Gastric Tumor Assisted Chemotherapy (ARTER)2 trial compared the prognostics of treatment with two complementary chemotherapy options and a course of chemotherapy for patients with stage D2, Stage II or Stage III lymph node-positive gastric cancer.
in this trial, the subjects were randomly divided into three groups (1:1:1) and accepted: S-1 (40-60 mg, oral, 2 times/day, with 4 weeks/stop 2 weeks) for 1 Year; S-1 (with 2 weeks/stop 1 week) and O'Sullivan platinum (130 mg/m2, 1 time/3 weeks, SOX) for 6 months; SOX plus radiotherapy (45Gy, SOXRT).
are layered according to the type of surgery (full or secondary total gastric excision), pathological station (II or III), and Lauren histological classification (diffuse or intestinal/mixed).
end of the disease is 3 years disease-free survival (DFS), and a 33% reduction in the risk ratio (HR) of SOX or SOXRT treatment to DFS is considered clinically significant compared to S-1.
February 2013-January 2018, 546 patients were recruited, with 182, 181 and 183 patients in the S-1, SOX and SOXRT groups, respectively.
followed for 47 months and observed 178 DFS events.
3-year disease-free survival rates in the S-1, SOX and SOXRT groups were estimated at 64.8%, 74.3% and 72.8%, respectively.

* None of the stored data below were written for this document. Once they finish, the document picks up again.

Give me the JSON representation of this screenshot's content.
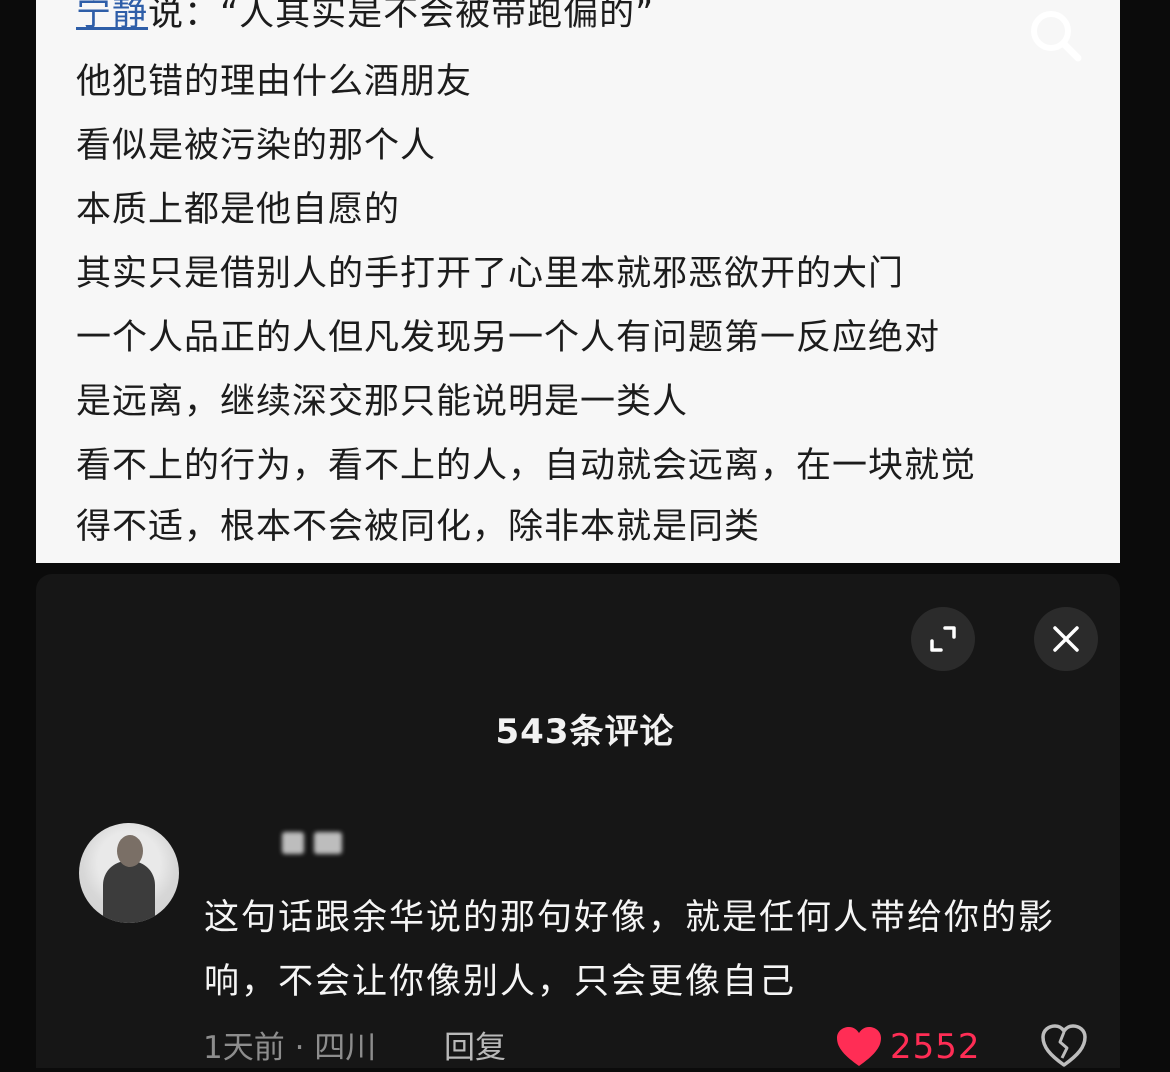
{
  "quote_card": {
    "author": "宁静",
    "author_rest": "说：“人其实是不会被带跑偏的”",
    "lines": [
      "他犯错的理由什么酒朋友",
      "看似是被污染的那个人",
      "本质上都是他自愿的",
      "其实只是借别人的手打开了心里本就邪恶欲开的大门",
      " 一个人品正的人但凡发现另一个人有问题第一反应绝对",
      "是远离，继续深交那只能说明是一类人",
      "看不上的行为，看不上的人，自动就会远离，在一块就觉",
      "得不适，根本不会被同化，除非本就是同类"
    ],
    "search_icon": "search-icon"
  },
  "comments_panel": {
    "title": "543条评论",
    "expand_icon": "expand-icon",
    "close_icon": "close-icon",
    "comment": {
      "text": "这句话跟余华说的那句好像，就是任何人带给你的影响，不会让你像别人，只会更像自己",
      "meta": "1天前 · 四川",
      "reply_label": "回复",
      "like_count": "2552",
      "like_color": "#ff2d55"
    }
  }
}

control group (S-1) DFS HR is shorter than SOX group and SOXRT group: S-1 group vs SOX group is 0.692 (P-0.042), S-1 group vs SOXRT group is 0.724 (P-0.074).
the DFS differences between the SOX group and the SOXRT group are not statistically significant (HR 0.971, P=0.879).
adverse reactions in all groups of patients were expected and generally well-toned and controlled.
SOX or SOX/RT-assisted therapy can effectively extend DFS compared to S-1 single therapy in GC patients with D2 excision, stage II/III, and positive lymph nodes.
addition of radiotherapy to the SOX programme did not further significantly reduce the recurrence rate of patients after D2 gastric excision.